Desiderio Ebene, tenente degli alpini, passò il periodo della prigionia nei campi di Tamboff, Oranki e Skit dove conobbe il D'Onofrio il quale tenne due conferenze. Al termine di esse propose il famoso messaggio cui, come è noto, si oppose, a nome di tutti, il cap. Magnani. Per l'ostilità dimostrata nei confronti del D'Onofrio, ha confermato il teste, il capitano venne trasferito al campo di punizione di Elabuga dove gli venne prospettata la possibilità di migliorare notevolmente la propria posizione. L'ufficiale sovietico che lo interrogava, gli sottopose, infatti, una dichiarazione con la quale si impegnava di fornire ai russi informazioni dettagliate sul comportamento dei compagni di prigionia. Il cap. Magnani oppose alla proposta un categorico rifiuto aggiungendo che quello non era un mestiere per lui e che avrebbe piuttosto preferito essere fucilato immediatamente. L’ufficiale russo non insistette.
Ultima deposizione della giornata, quella del tenente degli alpini Carlo Girometta il quale conferma tutti i punti esposti dai testi che lo hanno preceduto, per quanto riguarda gli interrogatori subiti e le condizioni di vita nei vari campi. Ma anche lui ha voluto portare qualche cosa di nuovo da aggiungere al materiale di giudizio. S'è diffuso, perciò, a parlare della situazione viveri nel campo di Oranki, nella sua qualità di addetto a quella cucina nello stesso periodo in cui il Fiammenghi se ne interessava direttamente. Ed ecco in sostanza la situazione: una zuppa di venti grammi di miglio, pane nero, venti grammi di zucchero e venticinque di burro, al mattino; una zuppa dì miglio, orzo, avena e pane nero alla sera.

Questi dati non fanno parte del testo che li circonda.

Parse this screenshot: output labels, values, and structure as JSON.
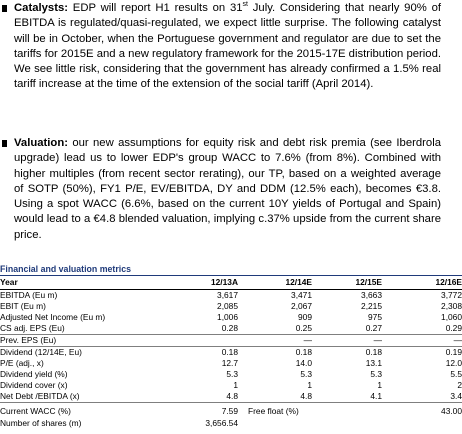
{
  "bullets": [
    {
      "lead": "Catalysts:",
      "text_before_sup": " EDP will report H1 results on 31",
      "sup": "st",
      "text_after_sup": " July. Considering that nearly 90% of EBITDA is regulated/quasi-regulated, we expect little surprise. The following catalyst will be in October, when the Portuguese government and regulator are due to set the tariffs for 2015E and a new regulatory framework for the 2015-17E distribution period. We see little risk, considering that the government has already confirmed a 1.5% real tariff increase at the time of the extension of the social tariff (April 2014)."
    },
    {
      "lead": "Valuation:",
      "text": " our new assumptions for equity risk and debt risk premia (see Iberdrola upgrade) lead us to lower EDP's group WACC to 7.6% (from 8%). Combined with higher multiples (from recent sector rerating), our TP, based on a weighted average of SOTP (50%), FY1 P/E, EV/EBITDA, DY and DDM (12.5% each), becomes €3.8. Using a spot WACC (6.6%, based on the current 10Y yields of Portugal and Spain) would lead to a €4.8 blended valuation, implying c.37% upside from the current share price."
    }
  ],
  "table": {
    "title": "Financial and valuation metrics",
    "headers": [
      "Year",
      "12/13A",
      "12/14E",
      "12/15E",
      "12/16E"
    ],
    "rows": [
      {
        "label": "EBITDA (Eu m)",
        "values": [
          "3,617",
          "3,471",
          "3,663",
          "3,772"
        ]
      },
      {
        "label": "EBIT (Eu m)",
        "values": [
          "2,085",
          "2,067",
          "2,215",
          "2,308"
        ]
      },
      {
        "label": "Adjusted Net Income (Eu m)",
        "values": [
          "1,006",
          "909",
          "975",
          "1,060"
        ]
      },
      {
        "label": "CS adj. EPS (Eu)",
        "values": [
          "0.28",
          "0.25",
          "0.27",
          "0.29"
        ]
      },
      {
        "label": "Prev. EPS (Eu)",
        "values": [
          "",
          "—",
          "—",
          "—"
        ]
      },
      {
        "label": "Dividend (12/14E, Eu)",
        "values": [
          "0.18",
          "0.18",
          "0.18",
          "0.19"
        ]
      },
      {
        "label": "P/E (adj., x)",
        "values": [
          "12.7",
          "14.0",
          "13.1",
          "12.0"
        ]
      },
      {
        "label": "Dividend yield (%)",
        "values": [
          "5.3",
          "5.3",
          "5.3",
          "5.5"
        ]
      },
      {
        "label": "Dividend cover (x)",
        "values": [
          "1",
          "1",
          "1",
          "2"
        ]
      },
      {
        "label": "Net Debt /EBITDA (x)",
        "values": [
          "4.8",
          "4.8",
          "4.1",
          "3.4"
        ]
      }
    ],
    "footer": {
      "wacc_label": "Current WACC (%)",
      "wacc_value": "7.59",
      "free_float_label": "Free float (%)",
      "free_float_value": "43.00",
      "shares_label": "Number of shares (m)",
      "shares_value": "3,656.54"
    }
  }
}
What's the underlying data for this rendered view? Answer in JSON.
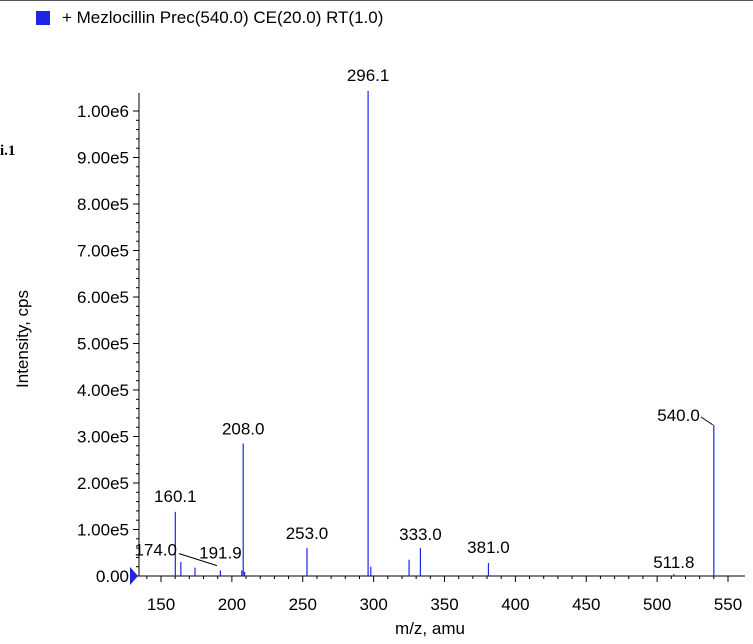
{
  "legend": {
    "label": "+ Mezlocillin Prec(540.0) CE(20.0) RT(1.0)",
    "color": "#1f24e6"
  },
  "side_label": "i.1",
  "chart_data": {
    "type": "bar",
    "title": "",
    "xlabel": "m/z, amu",
    "ylabel": "Intensity, cps",
    "xlim": [
      101,
      555
    ],
    "ylim": [
      0,
      1070000
    ],
    "x_ticks": [
      150,
      200,
      250,
      300,
      350,
      400,
      450,
      500,
      550
    ],
    "y_ticks": [
      {
        "value": 0,
        "label": "0.00"
      },
      {
        "value": 100000,
        "label": "1.00e5"
      },
      {
        "value": 200000,
        "label": "2.00e5"
      },
      {
        "value": 300000,
        "label": "3.00e5"
      },
      {
        "value": 400000,
        "label": "4.00e5"
      },
      {
        "value": 500000,
        "label": "5.00e5"
      },
      {
        "value": 600000,
        "label": "6.00e5"
      },
      {
        "value": 700000,
        "label": "7.00e5"
      },
      {
        "value": 800000,
        "label": "8.00e5"
      },
      {
        "value": 900000,
        "label": "9.00e5"
      },
      {
        "value": 1000000,
        "label": "1.00e6"
      }
    ],
    "grid": false,
    "series": [
      {
        "color": "#1f24e6",
        "peaks": [
          {
            "x": 160.1,
            "y": 138000
          },
          {
            "x": 164.0,
            "y": 30000
          },
          {
            "x": 174.0,
            "y": 18000
          },
          {
            "x": 191.9,
            "y": 12000
          },
          {
            "x": 207.0,
            "y": 12000
          },
          {
            "x": 208.0,
            "y": 285000
          },
          {
            "x": 209.0,
            "y": 9000
          },
          {
            "x": 253.0,
            "y": 60000
          },
          {
            "x": 296.1,
            "y": 1043000
          },
          {
            "x": 298.0,
            "y": 20000
          },
          {
            "x": 325.0,
            "y": 35000
          },
          {
            "x": 333.0,
            "y": 60000
          },
          {
            "x": 381.0,
            "y": 28000
          },
          {
            "x": 511.8,
            "y": 4000
          },
          {
            "x": 540.0,
            "y": 325000
          }
        ]
      }
    ],
    "peak_labels": [
      {
        "x": 296.1,
        "text": "296.1"
      },
      {
        "x": 208.0,
        "text": "208.0"
      },
      {
        "x": 160.1,
        "text": "160.1"
      },
      {
        "x": 253.0,
        "text": "253.0"
      },
      {
        "x": 333.0,
        "text": "333.0"
      },
      {
        "x": 381.0,
        "text": "381.0"
      },
      {
        "x": 174.0,
        "text": "174.0"
      },
      {
        "x": 191.9,
        "text": "191.9"
      },
      {
        "x": 511.8,
        "text": "511.8"
      },
      {
        "x": 540.0,
        "text": "540.0"
      }
    ]
  }
}
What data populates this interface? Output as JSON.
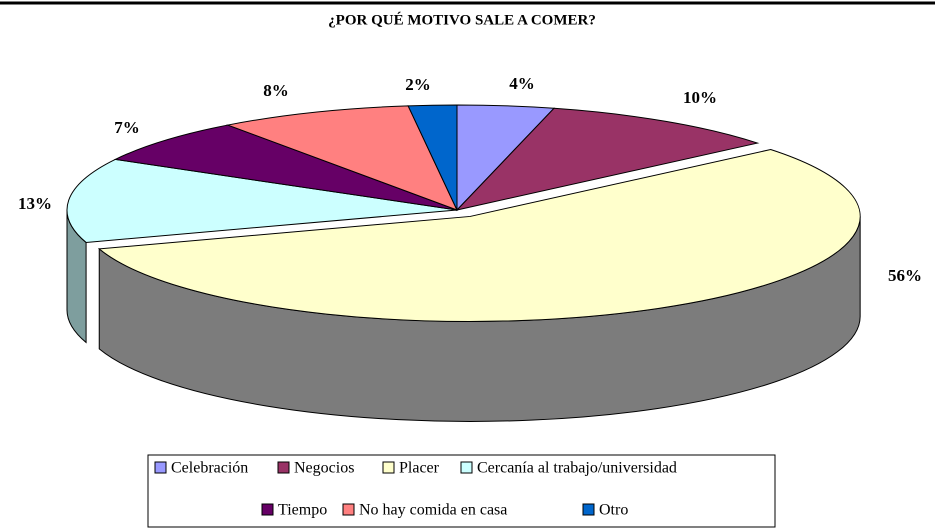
{
  "chart_data": {
    "type": "pie",
    "title": "¿POR QUÉ MOTIVO SALE A COMER?",
    "categories": [
      "Celebración",
      "Negocios",
      "Placer",
      "Cercanía al trabajo/universidad",
      "Tiempo",
      "No hay comida en casa",
      "Otro"
    ],
    "values": [
      4,
      10,
      56,
      13,
      7,
      8,
      2
    ],
    "value_labels": [
      "4%",
      "10%",
      "56%",
      "13%",
      "7%",
      "8%",
      "2%"
    ],
    "colors": [
      "#9999ff",
      "#993366",
      "#ffffcc",
      "#ccffff",
      "#660066",
      "#ff8080",
      "#0066cc"
    ],
    "exploded": "Placer",
    "legend": "bottom"
  }
}
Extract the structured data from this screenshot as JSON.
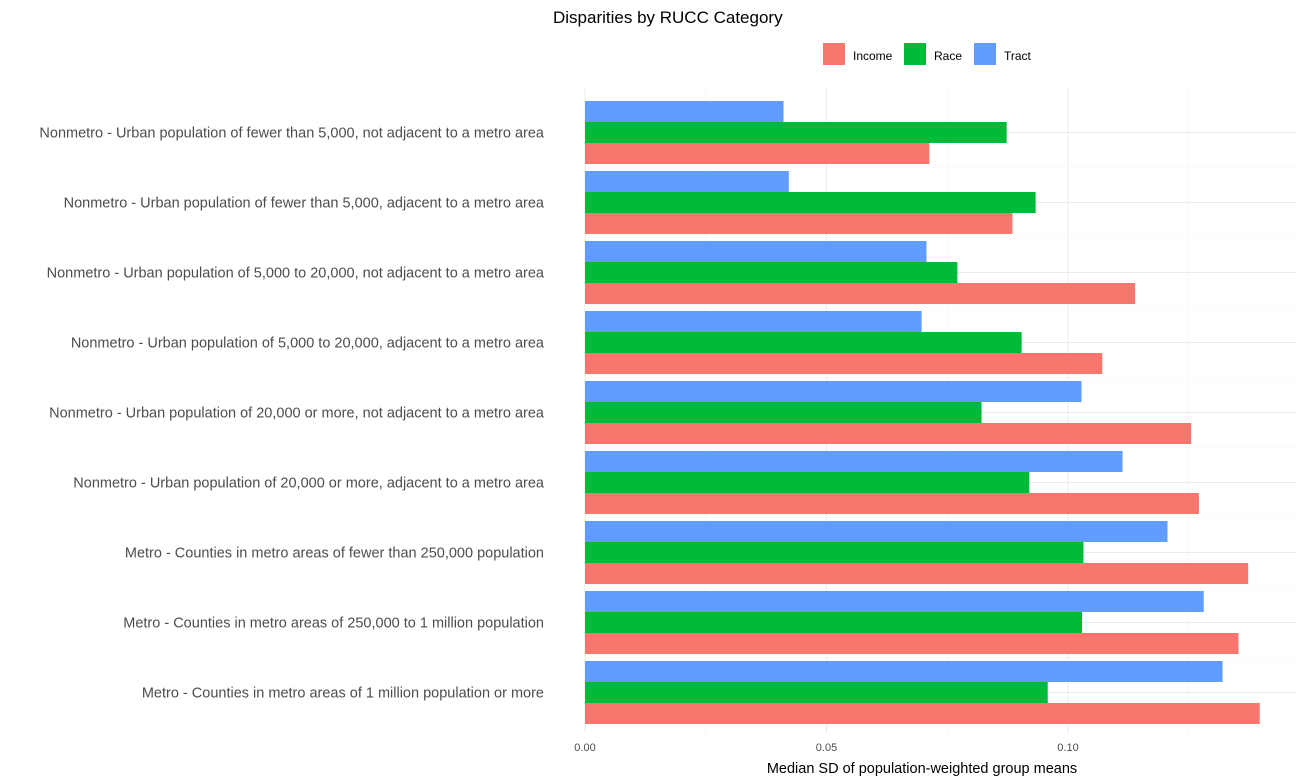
{
  "chart_data": {
    "type": "bar",
    "orientation": "horizontal",
    "title": "Disparities by RUCC Category",
    "xlabel": "Median SD of population-weighted group means",
    "ylabel": "",
    "xlim": [
      0,
      0.1395
    ],
    "x_ticks": [
      0.0,
      0.05,
      0.1
    ],
    "x_tick_labels": [
      "0.00",
      "0.05",
      "0.10"
    ],
    "grid": true,
    "legend_position": "top",
    "categories": [
      "Nonmetro - Urban population of fewer than 5,000, not adjacent to a metro area",
      "Nonmetro - Urban population of fewer than 5,000, adjacent to a metro area",
      "Nonmetro - Urban population of 5,000 to 20,000, not adjacent to a metro area",
      "Nonmetro - Urban population of 5,000 to 20,000, adjacent to a metro area",
      "Nonmetro - Urban population of 20,000 or more, not adjacent to a metro area",
      "Nonmetro - Urban population of 20,000 or more, adjacent to a metro area",
      "Metro - Counties in metro areas of fewer than 250,000 population",
      "Metro - Counties in metro areas of 250,000 to 1 million population",
      "Metro - Counties in metro areas of 1 million population or more"
    ],
    "series": [
      {
        "name": "Income",
        "color": "#F8766D",
        "values": [
          0.0713,
          0.0885,
          0.1139,
          0.1071,
          0.1255,
          0.1271,
          0.1373,
          0.1353,
          0.1397
        ]
      },
      {
        "name": "Race",
        "color": "#00BA38",
        "values": [
          0.0873,
          0.0933,
          0.0771,
          0.0904,
          0.0821,
          0.092,
          0.1032,
          0.1029,
          0.0958
        ]
      },
      {
        "name": "Tract",
        "color": "#619CFF",
        "values": [
          0.0411,
          0.0422,
          0.0707,
          0.0697,
          0.1028,
          0.1113,
          0.1206,
          0.1281,
          0.132
        ]
      }
    ]
  }
}
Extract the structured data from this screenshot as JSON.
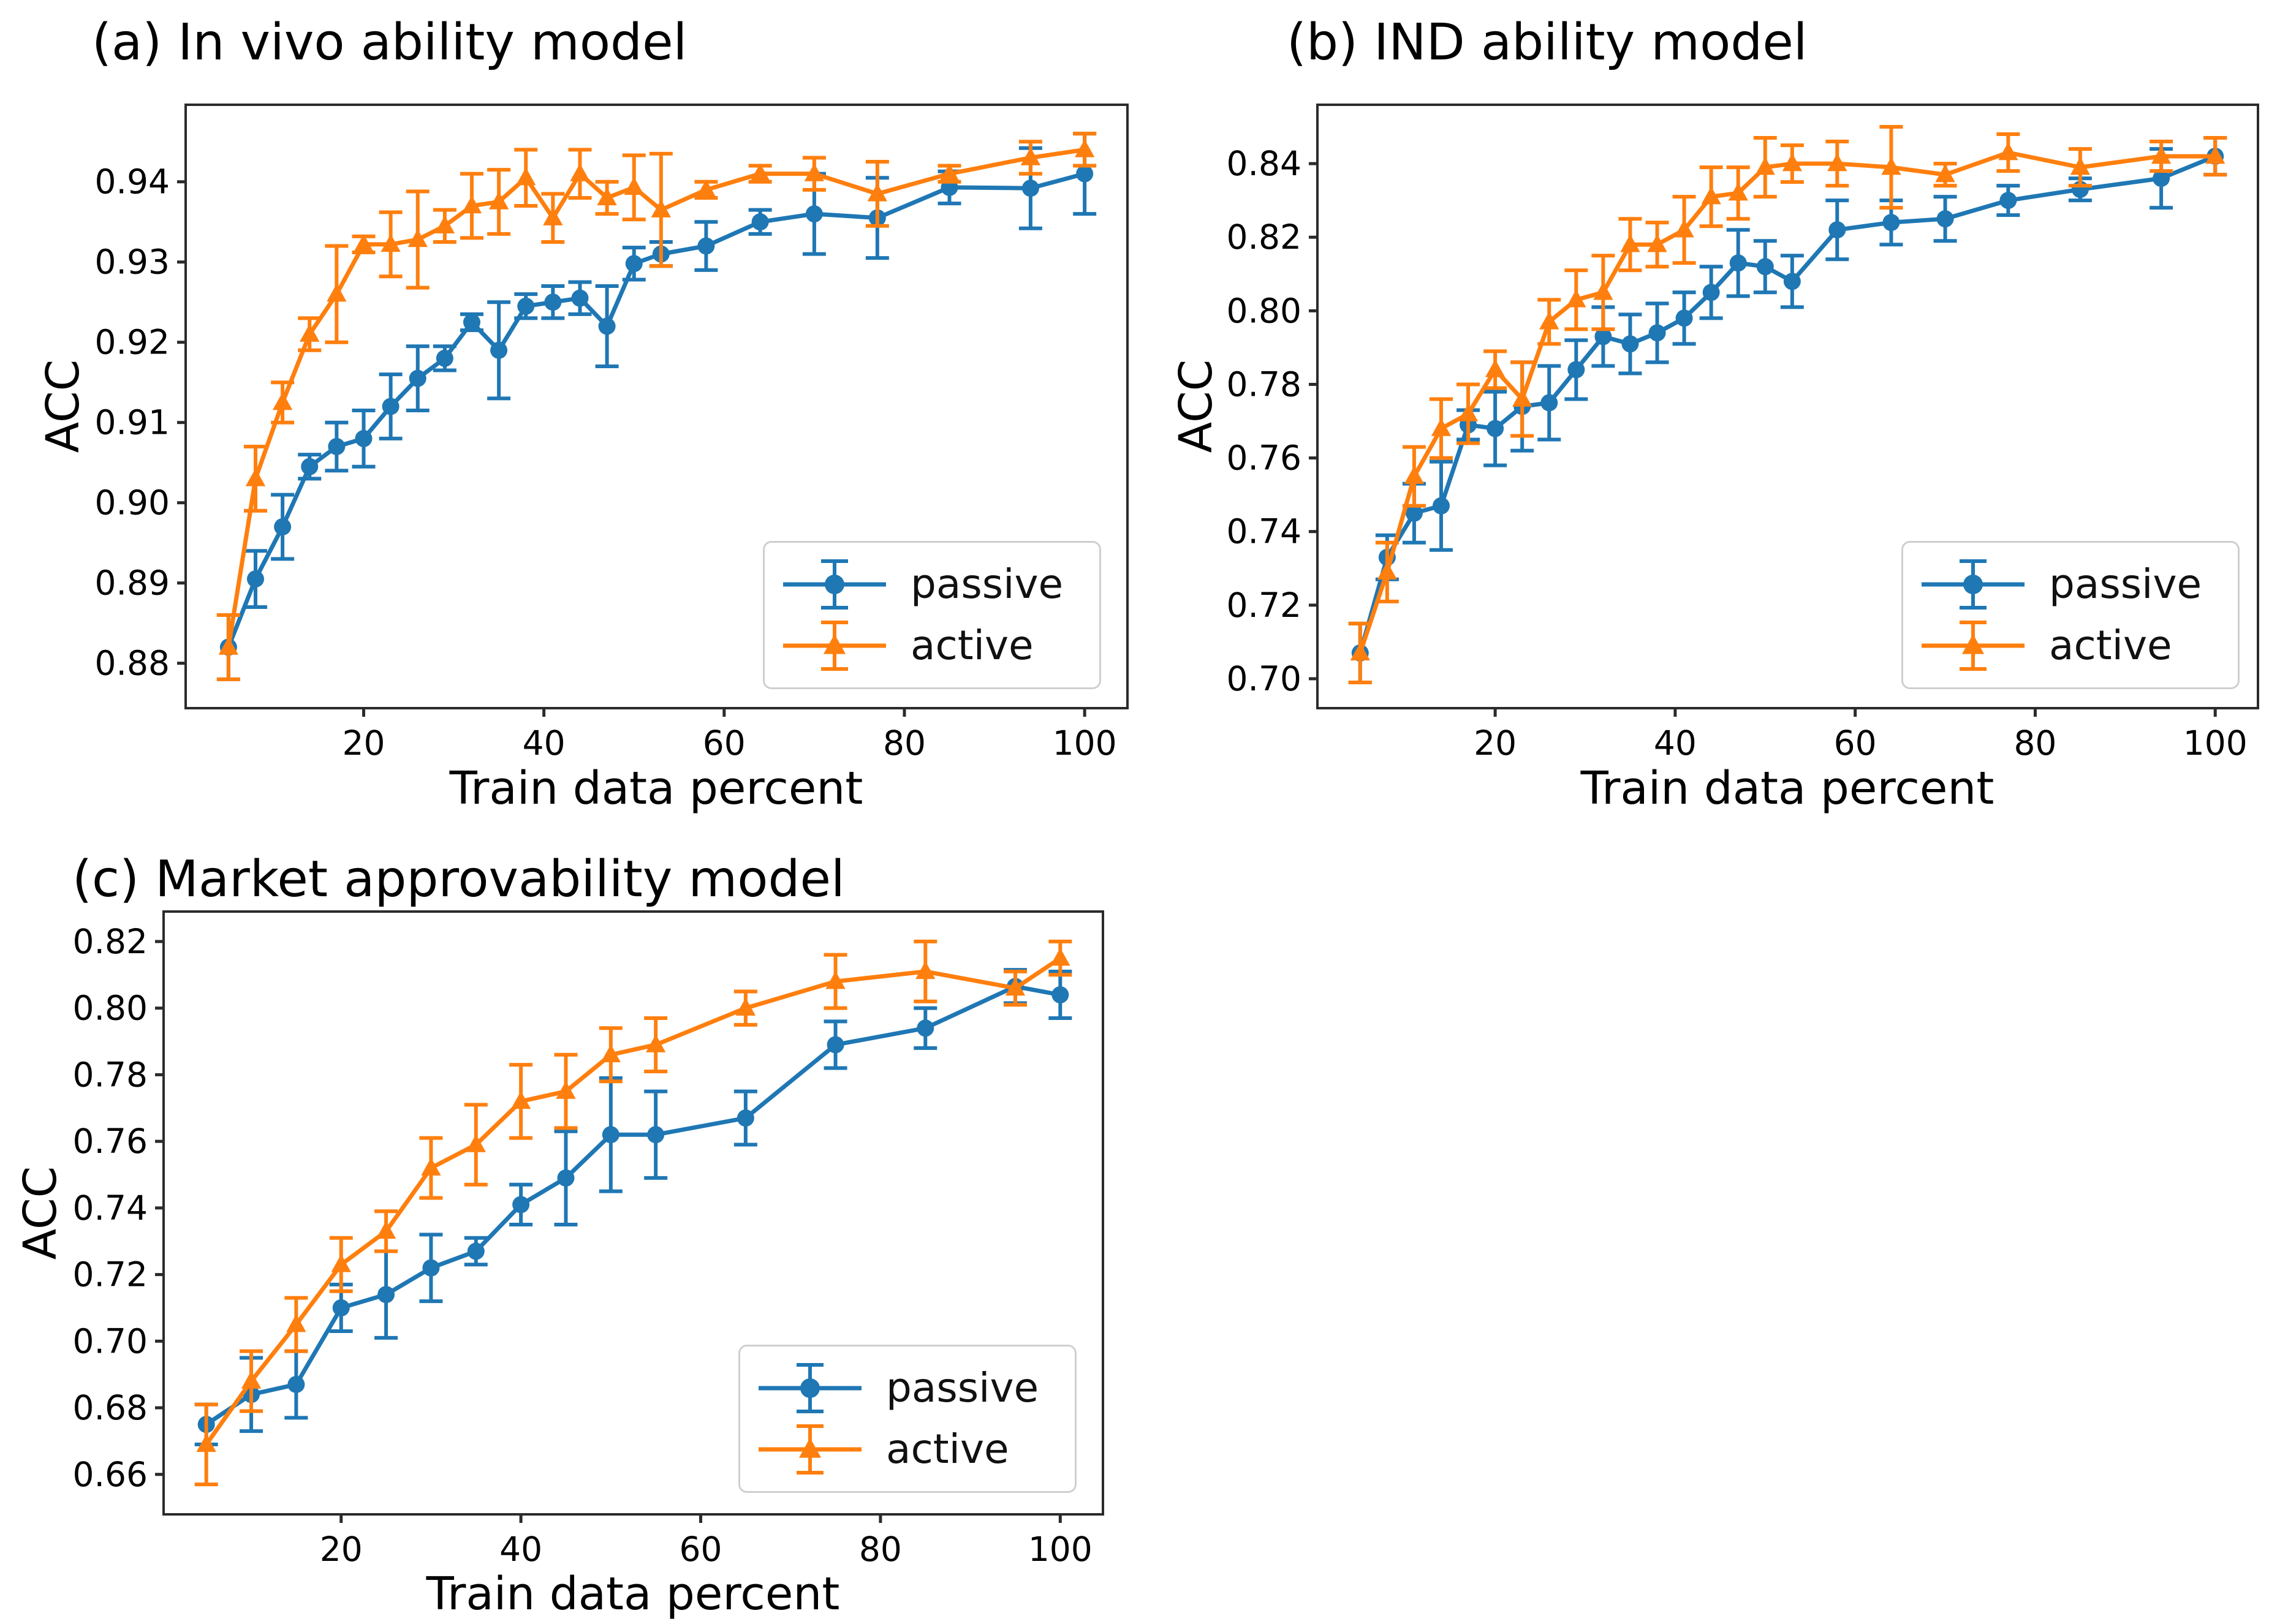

Girometta: — Il pane era tale però che, sono certo, nessuno di quanti si trovano oggi in quest'aula ne avrebbe mangiato neppure un boccone.
Il Girometta ha poi detto qualche cosa anche della scuola di antifascismo che si trovò a frequentare di autorità. Materie di insegnamento: Storia del leninismo, Storia della Russia, Principi di marxismo e Storia d'Italia.
Avv. Taddei: — Si è voluto far credere qui, che la scuola fosse una specie di seminario, che accoglieva anche i cattolici. Cosa risulta a lei?
Girometta: — Veramente non tutti i frequentatori della scuola erano marxisti, ma è anche vero che manifestare idee non conformiste era tutt'altro che facile e poteva essere anzi pericoloso. L'indirizzo della scuola era perfettamente comunista. Non era proprio facile, né tanto meno conveniente, esprimere idee diverse. Un emigrato italiano vestito con la divisa russa, al quale ebbi a chiedere aiuto durante la permanenza a Krinovaia mi rispose con tono di sufficienza: «Ma cosa volete!... È già tanto che non vi abbiamo fucilato!...».